THE wife of South Africa’s intelligence minister has been convicted of drug trafficking for using young women as mules to smuggle cocaine into the country.

Sheryl Cwele, who is married to state security minister Siyabonga Cwele, was convicted along with Nigerian Frank Nabolisa in the High Court in the eastern city of Pietermaritzburg. Both had pleaded not guilty.

Judge Piet Koen said yesterday the two had clearly worked together to recruit two women as drug mules, according to the Sapa news agency.

Judge Koen questioned Cwele’s defence that she did not know the women would be transporting drugs.

“On the probabilities, why recruit a person and pay them just to fetch a parcel when there are courier services available?” he said.

“The irresistible inference is that (Cwele) knew what (the women) would be required to do for two weeks at the remuneration she offered to them.”

Cwele was arrested in January 2010 and has been out on bail. Sentencing was set for later today, when the pair face minimum jail terms of 15 years.

Allegations of Cwele’s drug trafficking surfaced in 2009 after the arrest of Tessa Beetge, a South African woman caught in Brazil with 10 kilos of cocaine worth almost $300,000.

Beetge’s parents told a South African newspaper that Cwele, a former neighbour, had arranged their daughter’s trip to Brazil after offering her a job overseas.

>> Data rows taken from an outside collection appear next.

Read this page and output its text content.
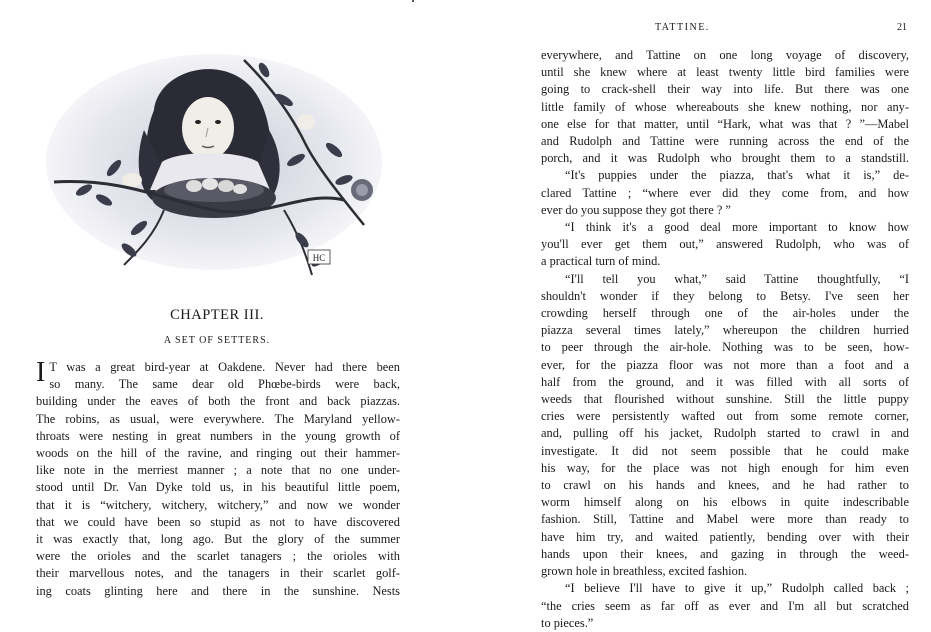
HC
CHAPTER III.
A SET OF SETTERS.
I T was a great bird-year at Oakdene. Never had there been
so many. The same dear old Phœbe-birds were back,
building under the eaves of both the front and back piazzas.
The robins, as usual, were everywhere. The Maryland yellow-
throats were nesting in great numbers in the young growth of
woods on the hill of the ravine, and ringing out their hammer-
like note in the merriest manner ; a note that no one under-
stood until Dr. Van Dyke told us, in his beautiful little poem,
that it is “witchery, witchery, witchery,” and now we wonder
that we could have been so stupid as not to have discovered
it was exactly that, long ago. But the glory of the summer
were the orioles and the scarlet tanagers ; the orioles with
their marvellous notes, and the tanagers in their scarlet golf-
ing coats glinting here and there in the sunshine. Nests
TATTINE.	21
everywhere, and Tattine on one long voyage of discovery,
until she knew where at least twenty little bird families were
going to crack-shell their way into life. But there was one
little family of whose whereabouts she knew nothing, nor any-
one else for that matter, until “Hark, what was that ? ”—Mabel
and Rudolph and Tattine were running across the end of the
porch, and it was Rudolph who brought them to a standstill.
“It's puppies under the piazza, that's what it is,” de-
clared Tattine ; “where ever did they come from, and how
ever do you suppose they got there ? ”
“I think it's a good deal more important to know how
you'll ever get them out,” answered Rudolph, who was of
a practical turn of mind.
“I'll tell you what,” said Tattine thoughtfully, “I
shouldn't wonder if they belong to Betsy. I've seen her
crowding herself through one of the air-holes under the
piazza several times lately,” whereupon the children hurried
to peer through the air-hole. Nothing was to be seen, how-
ever, for the piazza floor was not more than a foot and a
half from the ground, and it was filled with all sorts of
weeds that flourished without sunshine. Still the little puppy
cries were persistently wafted out from some remote corner,
and, pulling off his jacket, Rudolph started to crawl in and
investigate. It did not seem possible that he could make
his way, for the place was not high enough for him even
to crawl on his hands and knees, and he had rather to
worm himself along on his elbows in quite indescribable
fashion. Still, Tattine and Mabel were more than ready to
have him try, and waited patiently, bending over with their
hands upon their knees, and gazing in through the weed-
grown hole in breathless, excited fashion.
“I believe I'll have to give it up,” Rudolph called back ;
“the cries seem as far off as ever and I'm all but scratched
to pieces.”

Beetge is currently serving an eight-year jail sentence in Sao Paulo.

The other woman, Charmaine Moss, was hired to collect an unspecified parcel in Turkey. She suspected foul play, declined the offer, and turned state witness.

Cwele’s arrest has led to opposition calls for her husband’s resignation. He was not at court for the verdict, and his office said no statement would be issued on the case.

The conviction is the latest stain on South Africa’s security services, after the police’s crime intelligence chief was arrested in March over a deadly love triangle a decade earlier.

Police are also embroiled in a series of scandals over brutality against protesters and corruption in contracts.